An attorney arrived home late, after a very tough day
trying to get a stay of execution for a client who
was due to be hanged for murder at midnight. His last
minute plea for clemency to the governor had failed
and he was feeling worn out and depressed.
As soon as he walked through the door at home, his
wife started on him about, "What time of night is this
to be getting home? Where have you been? Dinner is
cold and I'm not reheating it" And on and on and on.

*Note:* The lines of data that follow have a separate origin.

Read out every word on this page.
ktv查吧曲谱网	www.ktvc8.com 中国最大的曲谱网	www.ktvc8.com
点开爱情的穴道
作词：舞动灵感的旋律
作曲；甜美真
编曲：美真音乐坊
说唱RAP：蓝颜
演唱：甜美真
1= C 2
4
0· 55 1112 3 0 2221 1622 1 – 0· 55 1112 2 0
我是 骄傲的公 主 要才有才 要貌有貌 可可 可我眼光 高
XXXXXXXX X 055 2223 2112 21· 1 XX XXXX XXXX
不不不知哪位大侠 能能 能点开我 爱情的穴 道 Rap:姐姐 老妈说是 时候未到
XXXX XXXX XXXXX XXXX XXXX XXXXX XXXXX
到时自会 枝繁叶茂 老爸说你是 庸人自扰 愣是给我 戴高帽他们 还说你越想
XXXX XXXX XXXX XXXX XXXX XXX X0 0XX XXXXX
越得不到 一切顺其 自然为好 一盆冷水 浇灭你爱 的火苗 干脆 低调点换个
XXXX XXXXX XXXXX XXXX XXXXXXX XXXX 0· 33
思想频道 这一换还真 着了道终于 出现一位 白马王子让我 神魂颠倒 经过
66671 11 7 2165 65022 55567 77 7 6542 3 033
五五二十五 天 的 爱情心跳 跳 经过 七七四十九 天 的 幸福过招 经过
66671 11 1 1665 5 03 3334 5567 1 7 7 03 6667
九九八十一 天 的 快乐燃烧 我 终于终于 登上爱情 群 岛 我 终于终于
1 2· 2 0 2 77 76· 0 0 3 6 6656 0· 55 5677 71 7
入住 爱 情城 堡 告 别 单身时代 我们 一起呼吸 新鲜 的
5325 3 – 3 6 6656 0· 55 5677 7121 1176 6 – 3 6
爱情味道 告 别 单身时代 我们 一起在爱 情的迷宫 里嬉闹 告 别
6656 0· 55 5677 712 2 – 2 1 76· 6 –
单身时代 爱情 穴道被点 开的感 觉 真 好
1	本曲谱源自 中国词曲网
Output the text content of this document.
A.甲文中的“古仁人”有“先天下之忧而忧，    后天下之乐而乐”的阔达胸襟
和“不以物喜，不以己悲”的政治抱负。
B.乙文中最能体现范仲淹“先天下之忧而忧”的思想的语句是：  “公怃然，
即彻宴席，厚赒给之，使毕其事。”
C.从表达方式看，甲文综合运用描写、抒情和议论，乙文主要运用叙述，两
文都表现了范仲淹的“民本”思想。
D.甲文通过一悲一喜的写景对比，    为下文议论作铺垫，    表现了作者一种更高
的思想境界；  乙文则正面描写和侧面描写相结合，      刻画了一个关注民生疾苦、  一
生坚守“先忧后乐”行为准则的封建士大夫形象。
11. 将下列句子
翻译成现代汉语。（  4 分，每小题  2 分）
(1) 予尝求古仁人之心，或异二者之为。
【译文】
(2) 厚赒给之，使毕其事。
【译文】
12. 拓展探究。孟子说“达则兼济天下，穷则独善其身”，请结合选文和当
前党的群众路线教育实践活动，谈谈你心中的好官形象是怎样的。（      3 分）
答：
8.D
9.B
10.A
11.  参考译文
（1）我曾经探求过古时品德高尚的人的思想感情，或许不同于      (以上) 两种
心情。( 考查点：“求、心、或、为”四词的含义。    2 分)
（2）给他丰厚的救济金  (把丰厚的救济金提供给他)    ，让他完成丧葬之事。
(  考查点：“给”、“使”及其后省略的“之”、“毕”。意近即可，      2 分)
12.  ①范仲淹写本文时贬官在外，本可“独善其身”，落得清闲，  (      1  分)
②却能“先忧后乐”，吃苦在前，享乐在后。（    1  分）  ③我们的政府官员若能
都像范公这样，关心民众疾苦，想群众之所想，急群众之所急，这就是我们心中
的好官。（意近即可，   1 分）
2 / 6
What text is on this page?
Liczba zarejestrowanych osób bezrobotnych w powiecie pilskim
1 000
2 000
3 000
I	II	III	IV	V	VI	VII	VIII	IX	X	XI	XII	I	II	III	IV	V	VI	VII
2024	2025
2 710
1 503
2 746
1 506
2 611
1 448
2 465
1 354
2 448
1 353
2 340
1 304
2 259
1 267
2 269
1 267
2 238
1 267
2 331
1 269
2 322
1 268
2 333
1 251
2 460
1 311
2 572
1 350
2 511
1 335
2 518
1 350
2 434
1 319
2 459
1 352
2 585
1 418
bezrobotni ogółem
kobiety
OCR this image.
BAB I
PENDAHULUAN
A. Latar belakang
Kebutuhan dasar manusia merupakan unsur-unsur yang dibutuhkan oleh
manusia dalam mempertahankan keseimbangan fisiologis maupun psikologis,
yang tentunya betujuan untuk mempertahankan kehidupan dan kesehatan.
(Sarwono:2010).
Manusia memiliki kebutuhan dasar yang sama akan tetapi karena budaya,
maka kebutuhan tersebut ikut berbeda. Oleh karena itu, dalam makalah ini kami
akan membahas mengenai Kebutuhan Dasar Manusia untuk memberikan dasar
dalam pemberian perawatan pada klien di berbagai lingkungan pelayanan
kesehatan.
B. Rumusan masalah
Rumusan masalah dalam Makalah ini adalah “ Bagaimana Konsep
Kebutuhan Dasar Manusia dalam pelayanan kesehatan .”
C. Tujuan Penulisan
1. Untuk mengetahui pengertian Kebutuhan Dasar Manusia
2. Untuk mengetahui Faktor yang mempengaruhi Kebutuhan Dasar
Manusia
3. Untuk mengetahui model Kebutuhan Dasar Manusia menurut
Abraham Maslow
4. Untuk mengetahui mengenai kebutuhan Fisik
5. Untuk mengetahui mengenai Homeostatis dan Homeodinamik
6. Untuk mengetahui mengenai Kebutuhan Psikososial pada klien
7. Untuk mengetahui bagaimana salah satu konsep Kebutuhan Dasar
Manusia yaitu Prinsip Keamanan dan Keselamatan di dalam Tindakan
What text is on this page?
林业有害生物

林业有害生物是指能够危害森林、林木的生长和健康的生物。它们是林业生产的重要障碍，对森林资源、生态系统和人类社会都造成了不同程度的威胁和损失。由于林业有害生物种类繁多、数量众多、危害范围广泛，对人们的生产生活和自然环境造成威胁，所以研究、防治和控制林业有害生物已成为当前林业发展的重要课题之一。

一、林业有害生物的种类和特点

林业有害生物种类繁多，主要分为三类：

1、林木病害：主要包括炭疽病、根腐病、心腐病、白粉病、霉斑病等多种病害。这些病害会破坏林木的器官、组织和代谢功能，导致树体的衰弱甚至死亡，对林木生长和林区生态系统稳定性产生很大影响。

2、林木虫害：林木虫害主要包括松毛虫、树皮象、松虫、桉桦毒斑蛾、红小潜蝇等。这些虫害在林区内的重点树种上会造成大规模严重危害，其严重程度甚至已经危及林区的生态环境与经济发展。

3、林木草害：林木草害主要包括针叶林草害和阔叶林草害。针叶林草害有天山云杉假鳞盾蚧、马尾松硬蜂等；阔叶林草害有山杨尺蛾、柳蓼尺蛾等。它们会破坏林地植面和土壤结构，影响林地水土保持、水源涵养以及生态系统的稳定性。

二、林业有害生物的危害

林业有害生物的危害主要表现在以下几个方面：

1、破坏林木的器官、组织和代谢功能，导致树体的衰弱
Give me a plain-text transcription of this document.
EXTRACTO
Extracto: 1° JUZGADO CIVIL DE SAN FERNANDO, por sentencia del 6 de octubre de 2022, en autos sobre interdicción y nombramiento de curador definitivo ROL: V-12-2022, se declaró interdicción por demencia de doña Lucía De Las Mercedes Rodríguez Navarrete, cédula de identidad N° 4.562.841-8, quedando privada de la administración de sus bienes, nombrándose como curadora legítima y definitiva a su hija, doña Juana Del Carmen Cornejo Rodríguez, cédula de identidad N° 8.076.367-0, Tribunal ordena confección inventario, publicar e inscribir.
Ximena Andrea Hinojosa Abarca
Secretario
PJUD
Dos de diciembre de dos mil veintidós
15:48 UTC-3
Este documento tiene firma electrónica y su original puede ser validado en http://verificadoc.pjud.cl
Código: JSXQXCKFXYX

Too shattered to play his usual role in this familiar
ritual, he went and poured himself a double shot of
whiskey and headed off for a long hot soak in the
bathtub, pursued by the predictable sarcastic remarks
as he dragged himself up the stairs.
While he was in the bath, the phone rang. The wife
answered and was told that her husband's client, James
Wright , had been granted a stay of execution after
all. Wright would not be hanged tonight.
Finally realizing what a terrible day he must have
had, she decided to go upstairs and give him the good
news. As she opened the bathroom door, she was
greeted by the sight of the front of her husband,
naked, bent over, drying his legs and feet.
"They're not hanging Wright tonight," she said. To
which he whirled around and screamed,
"FOR THE LOVE OF GOD, WOMAN, DON'T YOU EVER LET UP?!"